Who: Advertising Standards Authority of Singapore (“ASAS“)
When: 29 August 2016
Law stated as at: 8 November 2016
The Advertising Standards Authority of Singapore (“ASAS”), an advisory council to the Consumers Association of Singapore (“CASE”), issued “Guidelines on Interactive Marketing Communication & Social Media” on 29 August 2016 (the “Guidelines”), after consultation with social media agencies, public agencies, multinational companies and members of the public.
The Guidelines took effect on 29 August 2016. All marketers including advertisers, endorsers, media, bloggers, advertising agencies and their clients have been given a grace period of one month, until 29 September 2016, to adhere to the Guidelines when conducting their advertising and marketing communication on interactive and social media.
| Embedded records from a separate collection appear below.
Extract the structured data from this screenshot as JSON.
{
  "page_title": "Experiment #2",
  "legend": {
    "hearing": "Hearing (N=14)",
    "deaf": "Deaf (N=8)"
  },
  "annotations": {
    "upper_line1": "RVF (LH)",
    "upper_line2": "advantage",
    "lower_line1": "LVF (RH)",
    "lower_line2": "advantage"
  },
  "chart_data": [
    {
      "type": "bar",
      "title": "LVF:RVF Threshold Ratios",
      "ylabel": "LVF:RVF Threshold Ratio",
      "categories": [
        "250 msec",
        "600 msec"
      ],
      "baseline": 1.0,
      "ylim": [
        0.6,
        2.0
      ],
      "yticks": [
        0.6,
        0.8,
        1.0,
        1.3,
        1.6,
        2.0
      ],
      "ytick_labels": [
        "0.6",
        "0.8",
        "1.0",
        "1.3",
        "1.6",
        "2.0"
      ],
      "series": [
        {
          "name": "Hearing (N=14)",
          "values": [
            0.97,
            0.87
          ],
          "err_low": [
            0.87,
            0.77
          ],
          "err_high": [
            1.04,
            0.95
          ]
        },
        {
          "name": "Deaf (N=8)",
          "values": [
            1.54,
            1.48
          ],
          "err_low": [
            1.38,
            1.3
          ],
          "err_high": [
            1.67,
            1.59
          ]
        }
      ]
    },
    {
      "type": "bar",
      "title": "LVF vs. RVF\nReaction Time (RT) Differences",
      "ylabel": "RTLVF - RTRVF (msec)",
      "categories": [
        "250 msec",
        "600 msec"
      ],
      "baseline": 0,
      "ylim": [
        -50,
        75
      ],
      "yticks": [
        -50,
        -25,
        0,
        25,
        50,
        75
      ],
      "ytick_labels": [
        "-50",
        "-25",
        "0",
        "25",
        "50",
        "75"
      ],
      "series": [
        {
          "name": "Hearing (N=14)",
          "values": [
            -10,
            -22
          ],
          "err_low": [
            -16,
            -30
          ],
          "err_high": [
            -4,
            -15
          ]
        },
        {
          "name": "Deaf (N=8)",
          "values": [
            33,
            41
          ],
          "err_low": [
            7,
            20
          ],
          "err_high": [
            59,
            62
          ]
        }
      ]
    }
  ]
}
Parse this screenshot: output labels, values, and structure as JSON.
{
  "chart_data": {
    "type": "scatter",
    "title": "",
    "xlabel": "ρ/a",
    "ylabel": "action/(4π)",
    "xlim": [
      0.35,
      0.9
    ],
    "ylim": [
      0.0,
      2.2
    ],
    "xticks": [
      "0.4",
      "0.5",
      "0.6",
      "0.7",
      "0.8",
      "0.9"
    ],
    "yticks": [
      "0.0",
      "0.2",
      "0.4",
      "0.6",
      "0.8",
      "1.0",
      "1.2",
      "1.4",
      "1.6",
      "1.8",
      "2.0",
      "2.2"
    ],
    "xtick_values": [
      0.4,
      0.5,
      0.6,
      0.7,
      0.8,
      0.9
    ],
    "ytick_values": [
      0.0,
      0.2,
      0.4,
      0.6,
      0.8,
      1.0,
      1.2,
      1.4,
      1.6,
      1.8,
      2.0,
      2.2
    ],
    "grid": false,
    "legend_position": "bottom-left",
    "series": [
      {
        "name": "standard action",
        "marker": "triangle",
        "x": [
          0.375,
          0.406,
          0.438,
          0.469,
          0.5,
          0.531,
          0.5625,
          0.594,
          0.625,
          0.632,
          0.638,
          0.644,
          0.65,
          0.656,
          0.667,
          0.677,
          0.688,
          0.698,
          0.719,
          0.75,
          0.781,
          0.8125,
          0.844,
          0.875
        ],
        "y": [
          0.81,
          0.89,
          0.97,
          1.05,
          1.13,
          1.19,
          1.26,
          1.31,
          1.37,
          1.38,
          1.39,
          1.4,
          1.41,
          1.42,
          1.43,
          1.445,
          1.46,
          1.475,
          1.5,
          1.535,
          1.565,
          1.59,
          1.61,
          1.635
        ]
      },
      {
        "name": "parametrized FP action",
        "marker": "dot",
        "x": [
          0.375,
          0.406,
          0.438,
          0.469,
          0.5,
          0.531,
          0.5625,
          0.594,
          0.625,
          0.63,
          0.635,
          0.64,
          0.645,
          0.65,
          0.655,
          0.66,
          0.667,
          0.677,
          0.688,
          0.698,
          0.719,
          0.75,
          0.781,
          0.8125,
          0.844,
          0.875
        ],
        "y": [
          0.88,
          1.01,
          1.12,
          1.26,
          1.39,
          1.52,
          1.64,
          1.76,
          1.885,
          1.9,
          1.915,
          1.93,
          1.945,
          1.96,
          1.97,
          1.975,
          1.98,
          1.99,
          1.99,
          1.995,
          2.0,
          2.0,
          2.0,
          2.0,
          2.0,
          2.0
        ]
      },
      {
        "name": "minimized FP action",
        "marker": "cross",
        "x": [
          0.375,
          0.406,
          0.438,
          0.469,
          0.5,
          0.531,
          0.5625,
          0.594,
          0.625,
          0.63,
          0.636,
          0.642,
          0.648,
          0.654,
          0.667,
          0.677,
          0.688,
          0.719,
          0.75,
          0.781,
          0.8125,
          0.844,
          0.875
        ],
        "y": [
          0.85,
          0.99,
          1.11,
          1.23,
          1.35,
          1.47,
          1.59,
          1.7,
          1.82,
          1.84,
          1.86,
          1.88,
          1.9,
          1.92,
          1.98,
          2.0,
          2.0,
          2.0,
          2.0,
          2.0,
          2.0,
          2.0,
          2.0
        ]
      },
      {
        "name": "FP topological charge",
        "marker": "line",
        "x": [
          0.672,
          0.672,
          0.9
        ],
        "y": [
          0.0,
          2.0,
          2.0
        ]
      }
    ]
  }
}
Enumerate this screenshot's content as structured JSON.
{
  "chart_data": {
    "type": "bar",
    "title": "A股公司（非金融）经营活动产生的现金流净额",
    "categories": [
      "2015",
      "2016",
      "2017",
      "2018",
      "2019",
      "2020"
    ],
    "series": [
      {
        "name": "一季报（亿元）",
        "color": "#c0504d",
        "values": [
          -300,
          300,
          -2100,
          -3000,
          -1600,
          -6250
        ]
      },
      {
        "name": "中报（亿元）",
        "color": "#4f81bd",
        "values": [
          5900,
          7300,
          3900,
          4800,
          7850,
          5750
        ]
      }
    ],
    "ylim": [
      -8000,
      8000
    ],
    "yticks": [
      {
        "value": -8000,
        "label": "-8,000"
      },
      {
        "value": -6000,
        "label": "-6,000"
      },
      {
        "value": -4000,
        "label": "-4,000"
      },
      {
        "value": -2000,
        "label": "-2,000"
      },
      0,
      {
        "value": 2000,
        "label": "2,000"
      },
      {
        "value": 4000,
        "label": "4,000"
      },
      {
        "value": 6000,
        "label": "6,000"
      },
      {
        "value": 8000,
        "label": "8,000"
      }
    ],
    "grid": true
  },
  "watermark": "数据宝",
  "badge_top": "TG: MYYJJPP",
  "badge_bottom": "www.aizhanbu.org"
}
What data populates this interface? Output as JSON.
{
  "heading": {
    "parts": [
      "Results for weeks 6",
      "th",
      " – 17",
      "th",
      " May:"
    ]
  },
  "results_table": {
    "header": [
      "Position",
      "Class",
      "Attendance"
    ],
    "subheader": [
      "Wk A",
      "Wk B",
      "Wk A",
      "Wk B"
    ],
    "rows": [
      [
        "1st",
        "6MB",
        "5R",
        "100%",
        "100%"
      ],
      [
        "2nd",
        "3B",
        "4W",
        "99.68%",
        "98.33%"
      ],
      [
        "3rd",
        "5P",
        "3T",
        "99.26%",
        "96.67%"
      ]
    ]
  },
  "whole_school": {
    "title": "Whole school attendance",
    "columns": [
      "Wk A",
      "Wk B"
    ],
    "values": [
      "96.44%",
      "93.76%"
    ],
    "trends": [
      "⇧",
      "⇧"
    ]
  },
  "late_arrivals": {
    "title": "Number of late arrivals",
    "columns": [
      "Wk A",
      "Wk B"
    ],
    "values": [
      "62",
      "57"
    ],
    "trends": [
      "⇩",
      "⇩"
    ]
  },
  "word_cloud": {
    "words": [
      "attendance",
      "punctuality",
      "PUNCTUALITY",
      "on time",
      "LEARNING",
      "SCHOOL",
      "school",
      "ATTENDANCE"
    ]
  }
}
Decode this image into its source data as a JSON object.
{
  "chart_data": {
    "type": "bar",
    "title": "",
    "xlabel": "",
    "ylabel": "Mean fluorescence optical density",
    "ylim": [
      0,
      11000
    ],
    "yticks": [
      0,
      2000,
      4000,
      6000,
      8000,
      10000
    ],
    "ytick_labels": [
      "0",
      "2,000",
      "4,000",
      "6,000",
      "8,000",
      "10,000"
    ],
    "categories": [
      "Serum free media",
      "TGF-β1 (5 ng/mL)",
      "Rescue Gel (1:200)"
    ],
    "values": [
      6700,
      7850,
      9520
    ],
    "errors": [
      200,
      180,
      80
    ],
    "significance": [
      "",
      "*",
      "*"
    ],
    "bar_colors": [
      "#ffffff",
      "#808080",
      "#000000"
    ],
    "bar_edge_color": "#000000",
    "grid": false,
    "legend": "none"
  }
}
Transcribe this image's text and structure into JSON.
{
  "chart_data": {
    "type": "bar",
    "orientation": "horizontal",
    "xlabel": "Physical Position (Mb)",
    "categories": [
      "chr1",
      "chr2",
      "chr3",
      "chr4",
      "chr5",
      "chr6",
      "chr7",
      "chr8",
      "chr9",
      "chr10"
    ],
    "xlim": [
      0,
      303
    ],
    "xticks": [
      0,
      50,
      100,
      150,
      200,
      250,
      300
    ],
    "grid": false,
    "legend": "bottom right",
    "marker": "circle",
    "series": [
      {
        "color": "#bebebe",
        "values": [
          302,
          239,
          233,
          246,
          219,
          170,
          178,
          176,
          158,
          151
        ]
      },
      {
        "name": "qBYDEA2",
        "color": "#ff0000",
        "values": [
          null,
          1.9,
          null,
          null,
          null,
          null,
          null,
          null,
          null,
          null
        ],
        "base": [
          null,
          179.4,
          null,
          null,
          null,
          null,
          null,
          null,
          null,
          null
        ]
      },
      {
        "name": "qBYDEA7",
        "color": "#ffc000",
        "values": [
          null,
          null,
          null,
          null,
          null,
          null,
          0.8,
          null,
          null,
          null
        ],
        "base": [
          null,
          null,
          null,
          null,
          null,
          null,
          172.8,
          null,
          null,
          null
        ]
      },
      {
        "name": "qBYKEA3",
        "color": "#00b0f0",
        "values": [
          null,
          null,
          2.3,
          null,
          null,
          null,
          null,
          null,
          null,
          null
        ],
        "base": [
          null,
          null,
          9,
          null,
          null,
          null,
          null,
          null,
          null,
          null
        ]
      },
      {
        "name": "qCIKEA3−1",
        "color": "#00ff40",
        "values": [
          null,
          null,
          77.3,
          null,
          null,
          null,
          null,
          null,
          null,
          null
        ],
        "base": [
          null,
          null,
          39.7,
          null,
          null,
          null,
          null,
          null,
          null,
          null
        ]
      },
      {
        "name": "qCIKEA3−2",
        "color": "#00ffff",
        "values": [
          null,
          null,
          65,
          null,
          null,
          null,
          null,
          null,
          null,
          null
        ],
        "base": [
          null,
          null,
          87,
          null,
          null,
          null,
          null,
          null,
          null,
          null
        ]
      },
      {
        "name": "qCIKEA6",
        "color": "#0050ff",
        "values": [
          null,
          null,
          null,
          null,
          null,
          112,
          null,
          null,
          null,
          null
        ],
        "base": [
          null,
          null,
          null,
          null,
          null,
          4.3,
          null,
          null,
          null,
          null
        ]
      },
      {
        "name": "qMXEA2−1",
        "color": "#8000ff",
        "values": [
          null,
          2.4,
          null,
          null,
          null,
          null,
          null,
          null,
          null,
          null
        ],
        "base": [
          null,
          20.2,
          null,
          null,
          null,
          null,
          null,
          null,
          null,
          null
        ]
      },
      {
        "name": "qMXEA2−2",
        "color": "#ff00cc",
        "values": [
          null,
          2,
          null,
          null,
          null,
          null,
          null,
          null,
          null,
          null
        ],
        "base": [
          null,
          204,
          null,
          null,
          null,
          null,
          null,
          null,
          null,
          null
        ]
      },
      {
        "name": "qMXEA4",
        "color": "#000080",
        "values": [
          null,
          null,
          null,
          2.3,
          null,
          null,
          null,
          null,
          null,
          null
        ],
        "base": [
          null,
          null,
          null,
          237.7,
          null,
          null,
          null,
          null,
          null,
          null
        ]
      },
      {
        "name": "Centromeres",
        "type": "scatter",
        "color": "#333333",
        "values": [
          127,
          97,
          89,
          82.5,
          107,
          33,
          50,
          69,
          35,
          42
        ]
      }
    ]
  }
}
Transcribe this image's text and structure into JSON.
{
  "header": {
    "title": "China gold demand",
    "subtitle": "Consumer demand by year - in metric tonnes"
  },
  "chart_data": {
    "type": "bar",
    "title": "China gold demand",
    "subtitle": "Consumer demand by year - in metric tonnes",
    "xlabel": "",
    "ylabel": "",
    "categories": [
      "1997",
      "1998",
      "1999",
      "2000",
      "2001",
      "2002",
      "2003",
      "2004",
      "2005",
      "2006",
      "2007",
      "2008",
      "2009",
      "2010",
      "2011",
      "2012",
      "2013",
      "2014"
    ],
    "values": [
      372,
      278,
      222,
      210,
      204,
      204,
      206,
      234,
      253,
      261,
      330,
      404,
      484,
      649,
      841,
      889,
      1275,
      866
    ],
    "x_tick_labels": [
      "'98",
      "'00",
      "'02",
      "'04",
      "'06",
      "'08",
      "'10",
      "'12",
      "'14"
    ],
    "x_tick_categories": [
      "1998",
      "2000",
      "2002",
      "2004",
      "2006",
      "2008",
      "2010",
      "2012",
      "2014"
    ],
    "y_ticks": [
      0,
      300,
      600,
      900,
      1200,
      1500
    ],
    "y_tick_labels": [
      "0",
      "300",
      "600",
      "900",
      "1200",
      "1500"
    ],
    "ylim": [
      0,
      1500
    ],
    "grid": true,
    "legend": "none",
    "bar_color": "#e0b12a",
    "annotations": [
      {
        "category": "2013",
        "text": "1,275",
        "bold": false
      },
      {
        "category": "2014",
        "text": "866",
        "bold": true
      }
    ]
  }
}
In response to the widespread and growing use of online marketing communication by businesses, ASAS issued the Guidelines to better protect Singapore consumers and enable them to make well-informed choices about the products and services that they view on digital and social media. The Guidelines focus on the following key areas:
- imposing minimum disclosure standards for sponsored messages and commercial relationships;
- prohibiting false reviews; and
- requiring offer and conditions to be communicated in clear terms.
The key requirements are:
- all marketing communication must be identified as such and distinguished clearly from editorial content and personal opinion;
- a connection or a relationship between the endorser, the content originator and the marketer must be fully disclosed. Examples of a connection or relationship include a commercial relationship, complimentary samples, friendly favours and special invitation;
- marketing communication created by the marketers for the purpose of promoting their goods and services should not appear to be generated from an impartial source;
- disclosures for sponsored content should be clear and prominent. The fact that the content has been paid for should be expressly stated;
- offer and conditions for the supply of goods and services should be clearly stated. Marketers should not charge for services unless they have clearly indicated to the consumers that they will be charged a fee;
- consumers should be informed in advance of the steps required to complete a purchase, contract or other commitment; and
- use of fraudulent means to boost user engagement of a website, a social media channel or their content is prohibited. Examples of fraudulent means include the creation of fake accounts, the use of a program that generates page views and the purchase of bulk “likes”.
Why this matters:
Failure to comply with the Guidelines risks the withholding of advertising time or space by the media owner. For bloggers, they risk the withholding of monies by their advertising agencies. The ASAS may publish the outcomes of any investigation in extreme cases, which would result in potential adverse publicity for the offending advertisers or bloggers.
Under certain circumstances, CASE may also take action against the offending marketers under the Consumer Protection (Fair Trading) Act.
We recommend that marketers should promptly turn their attention to ensuring compliance with the Guidelines.